4. This being the state of play in the High Court, there has been a relevant development that helps significantly in resolving the difference of judicial views in a way that supports the constitutionality of the Proposal. This is the decision of the United States Supreme Court in United States v Ptasynaski (1983) 62 US 74.

It dealt with the provision in the United States Constitution requiring “taxes be uniform throughout the United States”, on
which Sections 51(ii) and 96 of our Constitution was based. The decision concerned the US Crude Oil Windfall Profit Tax Act of 1980 which exempted from the tax imposed by the Act domestic crude oil defined as oil produced from wells located north of the Arctic Circle or on the northerly side of the divide of the Alaska-Aleutian Range and at least 75 miles from the nearest point on the Trans-Alaska Pipeline system. The US Supreme Court unanimously held that this exemption did not violate the Uniformity Clause’s requirement that taxes be “uniform throughout the United States”:

  • The Uniformity Clause did not require Congress to devise a tax that falls equally or proportionately on each State nor did the Clause prevent Congress from defining the subject of a tax by drawing distinctions between similar cases (at 80-82).
  • Identifying “exempt Alaskan oil” in terms of its geographic boundaries did not render the exemption invalid. Neither the language of the Uniformity Clause nor previous decisions prohibited all geographically defined classifications. That Clause gave Congress wide latitude in deciding what to tax and did not prohibit it from considering geographically isolated problems. Congress could not be faulted for determining, based on neutral factors, that “exempt Alaskan oil” required separate favourable treatment. Such determination reflected Congress’ considered judgment that unique climatic and geographic conditions required that oil produced from the defined region be exempted from the windfall profit tax which was devised to tax “windfalls” that some oil producers would receive as the result of the deregulation of domestic oil prices that was part of the Government’s program to encourage the exploration for and production of oil (at 84-86).

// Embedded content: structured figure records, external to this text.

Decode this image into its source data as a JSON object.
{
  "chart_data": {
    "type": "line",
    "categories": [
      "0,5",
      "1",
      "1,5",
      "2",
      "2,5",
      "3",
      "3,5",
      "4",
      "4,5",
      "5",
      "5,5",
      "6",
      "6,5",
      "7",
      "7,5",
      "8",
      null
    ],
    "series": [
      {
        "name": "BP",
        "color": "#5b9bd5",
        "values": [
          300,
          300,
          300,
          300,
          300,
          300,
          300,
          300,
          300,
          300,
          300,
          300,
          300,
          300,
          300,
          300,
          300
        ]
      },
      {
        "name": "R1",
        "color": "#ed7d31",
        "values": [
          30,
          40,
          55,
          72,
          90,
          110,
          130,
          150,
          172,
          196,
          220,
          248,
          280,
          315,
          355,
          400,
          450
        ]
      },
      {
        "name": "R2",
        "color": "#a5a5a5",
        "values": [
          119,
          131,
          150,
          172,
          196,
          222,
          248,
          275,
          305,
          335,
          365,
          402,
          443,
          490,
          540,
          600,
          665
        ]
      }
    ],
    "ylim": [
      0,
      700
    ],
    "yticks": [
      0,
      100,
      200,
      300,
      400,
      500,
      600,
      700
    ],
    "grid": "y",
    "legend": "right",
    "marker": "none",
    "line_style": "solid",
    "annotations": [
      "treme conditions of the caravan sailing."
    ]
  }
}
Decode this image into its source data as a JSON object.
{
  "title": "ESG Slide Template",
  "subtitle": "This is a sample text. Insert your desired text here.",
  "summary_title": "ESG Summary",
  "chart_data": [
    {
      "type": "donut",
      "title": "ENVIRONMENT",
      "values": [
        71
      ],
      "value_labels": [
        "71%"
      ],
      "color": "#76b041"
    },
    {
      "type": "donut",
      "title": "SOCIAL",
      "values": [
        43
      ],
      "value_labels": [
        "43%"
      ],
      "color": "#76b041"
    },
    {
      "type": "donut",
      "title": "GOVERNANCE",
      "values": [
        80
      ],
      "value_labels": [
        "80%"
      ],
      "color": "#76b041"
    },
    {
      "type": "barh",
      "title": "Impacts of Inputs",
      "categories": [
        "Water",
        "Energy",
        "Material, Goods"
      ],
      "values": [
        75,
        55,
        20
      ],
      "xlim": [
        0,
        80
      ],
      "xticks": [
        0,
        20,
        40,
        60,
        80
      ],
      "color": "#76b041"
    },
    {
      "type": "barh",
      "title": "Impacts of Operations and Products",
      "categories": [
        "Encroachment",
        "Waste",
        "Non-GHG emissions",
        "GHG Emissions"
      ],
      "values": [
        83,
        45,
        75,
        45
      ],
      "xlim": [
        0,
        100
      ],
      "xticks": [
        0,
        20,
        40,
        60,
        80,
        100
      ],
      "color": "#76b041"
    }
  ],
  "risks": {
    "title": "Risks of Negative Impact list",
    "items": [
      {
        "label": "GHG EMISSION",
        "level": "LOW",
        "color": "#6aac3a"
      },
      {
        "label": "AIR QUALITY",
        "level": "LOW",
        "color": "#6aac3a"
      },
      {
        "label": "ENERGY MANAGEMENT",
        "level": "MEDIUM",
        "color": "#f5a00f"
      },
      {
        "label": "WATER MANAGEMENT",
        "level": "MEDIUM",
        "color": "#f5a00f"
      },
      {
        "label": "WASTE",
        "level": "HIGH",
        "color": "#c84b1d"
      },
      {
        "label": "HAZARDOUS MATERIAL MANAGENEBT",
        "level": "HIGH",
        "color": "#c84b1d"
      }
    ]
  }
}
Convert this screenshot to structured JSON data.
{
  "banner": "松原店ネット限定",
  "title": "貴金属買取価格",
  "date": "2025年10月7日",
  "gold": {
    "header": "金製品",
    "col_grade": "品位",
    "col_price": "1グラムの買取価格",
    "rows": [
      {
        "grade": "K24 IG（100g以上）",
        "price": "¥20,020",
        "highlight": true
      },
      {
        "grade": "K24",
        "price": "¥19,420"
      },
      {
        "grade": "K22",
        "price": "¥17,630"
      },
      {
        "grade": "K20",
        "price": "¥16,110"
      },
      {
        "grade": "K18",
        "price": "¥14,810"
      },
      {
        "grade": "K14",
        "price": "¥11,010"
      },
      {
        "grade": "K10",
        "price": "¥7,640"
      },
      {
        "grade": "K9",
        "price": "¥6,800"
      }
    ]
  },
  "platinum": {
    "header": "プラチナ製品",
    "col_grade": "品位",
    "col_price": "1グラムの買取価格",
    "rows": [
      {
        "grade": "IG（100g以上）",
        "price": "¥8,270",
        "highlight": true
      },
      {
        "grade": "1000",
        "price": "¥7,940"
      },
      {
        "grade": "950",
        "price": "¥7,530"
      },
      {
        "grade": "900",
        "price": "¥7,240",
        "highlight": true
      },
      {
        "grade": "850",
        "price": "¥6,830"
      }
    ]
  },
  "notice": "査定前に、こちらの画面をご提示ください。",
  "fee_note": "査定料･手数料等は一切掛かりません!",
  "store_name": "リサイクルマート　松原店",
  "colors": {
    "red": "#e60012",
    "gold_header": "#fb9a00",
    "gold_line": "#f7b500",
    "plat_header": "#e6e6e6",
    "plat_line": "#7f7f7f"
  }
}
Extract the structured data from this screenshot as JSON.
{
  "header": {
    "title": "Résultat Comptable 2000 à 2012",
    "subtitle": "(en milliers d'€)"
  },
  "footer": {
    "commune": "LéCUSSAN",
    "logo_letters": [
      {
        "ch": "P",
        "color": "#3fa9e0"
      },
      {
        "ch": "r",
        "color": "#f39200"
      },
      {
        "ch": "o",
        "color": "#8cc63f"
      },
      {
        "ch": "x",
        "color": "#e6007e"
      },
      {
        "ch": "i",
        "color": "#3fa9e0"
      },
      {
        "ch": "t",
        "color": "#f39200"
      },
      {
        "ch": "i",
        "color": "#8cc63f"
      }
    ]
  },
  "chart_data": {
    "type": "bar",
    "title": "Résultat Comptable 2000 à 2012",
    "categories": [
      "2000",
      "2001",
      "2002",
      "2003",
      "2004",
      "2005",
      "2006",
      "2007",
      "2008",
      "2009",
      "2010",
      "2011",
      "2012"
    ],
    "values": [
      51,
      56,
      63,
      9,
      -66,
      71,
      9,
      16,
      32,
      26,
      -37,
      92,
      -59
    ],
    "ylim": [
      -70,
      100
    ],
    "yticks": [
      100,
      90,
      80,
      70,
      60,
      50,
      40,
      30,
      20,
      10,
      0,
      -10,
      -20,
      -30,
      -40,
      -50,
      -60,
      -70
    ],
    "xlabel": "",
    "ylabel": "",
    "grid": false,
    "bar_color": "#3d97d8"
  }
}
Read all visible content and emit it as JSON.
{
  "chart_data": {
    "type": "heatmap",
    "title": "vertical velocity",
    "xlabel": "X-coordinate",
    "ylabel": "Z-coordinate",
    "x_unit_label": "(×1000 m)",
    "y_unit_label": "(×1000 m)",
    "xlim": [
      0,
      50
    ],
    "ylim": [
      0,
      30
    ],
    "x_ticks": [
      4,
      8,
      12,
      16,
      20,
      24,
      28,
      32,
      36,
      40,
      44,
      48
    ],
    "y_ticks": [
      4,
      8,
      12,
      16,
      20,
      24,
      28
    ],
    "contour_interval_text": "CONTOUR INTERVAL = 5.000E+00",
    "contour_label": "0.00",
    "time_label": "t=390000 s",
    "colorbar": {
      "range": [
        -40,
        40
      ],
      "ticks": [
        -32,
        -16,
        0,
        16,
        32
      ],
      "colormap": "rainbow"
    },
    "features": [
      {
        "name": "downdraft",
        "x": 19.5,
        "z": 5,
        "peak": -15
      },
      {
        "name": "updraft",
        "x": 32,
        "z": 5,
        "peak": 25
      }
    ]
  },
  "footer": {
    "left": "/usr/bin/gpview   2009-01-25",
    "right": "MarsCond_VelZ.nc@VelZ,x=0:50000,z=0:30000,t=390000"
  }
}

The recent trend of the Court towards looking at the purpose and effect of government initiatives in determining constitutional validity extends to taking notice of social facts, as shown in Castlemaine Tooheys Ltd v South Australia (1990) 90 ALR 371. In that case weight was a given to United States decisions and doctrines, and this seems to us to be a similar situation in that regard. Even more pertinently, reference is made in the judgment of Gaudron and McHugh JJ to the meaning of discrimination for constitutional purposes in the following terms (at 387- 388):

a law is discriminatory if, although it operates by reference to a relevant distinction, the different treatment thereby assigned is not appropriate and adapted to difference or differences which support the distinction. A law is also discriminatory if, although there is a relevant difference, it proceeds as though there were no such difference, or in other words if it treats equally things that are unequal “unless perhaps there is no practical basis for the differentiation.”